Chain reaction have various offers at the moment, with £5 off £50 spend, £15 off £100 etc, but they also sent me a voucher I'm not going to use, so if anyone wants a £10 off a £75 minimum spend in the next 12 days, shout up and I'll PM you the voucher code.


----------



## e-rider (19 Feb 2013)

Cubist said:


> Chain reaction have various offers at the moment, with £5 off £50 spend, £15 off £100 etc, but they also sent me a voucher I'm not going to use, so if anyone wants a £10 off a £75 minimum spend in the next 12 days, shout up and I'll PM you the voucher code.

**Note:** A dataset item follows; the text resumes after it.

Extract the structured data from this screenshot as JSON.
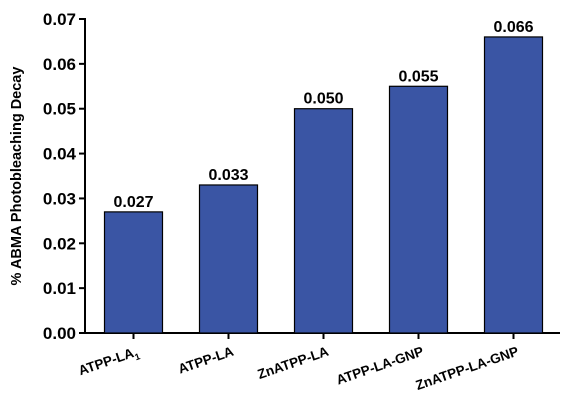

I have it, maybe it'll still work?


----------



## Cubist (19 Feb 2013)

e-rider said:


> I have it, maybe it'll still work?


If not, try this one
3NYCVIXQ


----------



## e-rider (20 Feb 2013)

Cubist said:


> If not, try this one
> 3NYCVIXQ


thanks very much - it worked


----------



## e-rider (9 Mar 2013)

Cubist said:


> Chain reaction have various offers at the moment, with £5 off £50 spend, £15 off £100 etc, but they also sent me a voucher I'm not going to use, so if anyone wants a £10 off a £75 minimum spend in the next 12 days, shout up and I'll PM you the voucher code.


hi, if you have anymore of these you could PM me - cheers!


----------



## Cubist (9 Mar 2013)

e-rider said:


> hi, if you have anymore of these you could PM me - cheers!


You see them posted up on Singletrackworld regularly. Otherwise, Evans and Halfords have big discounts this weekend.


----------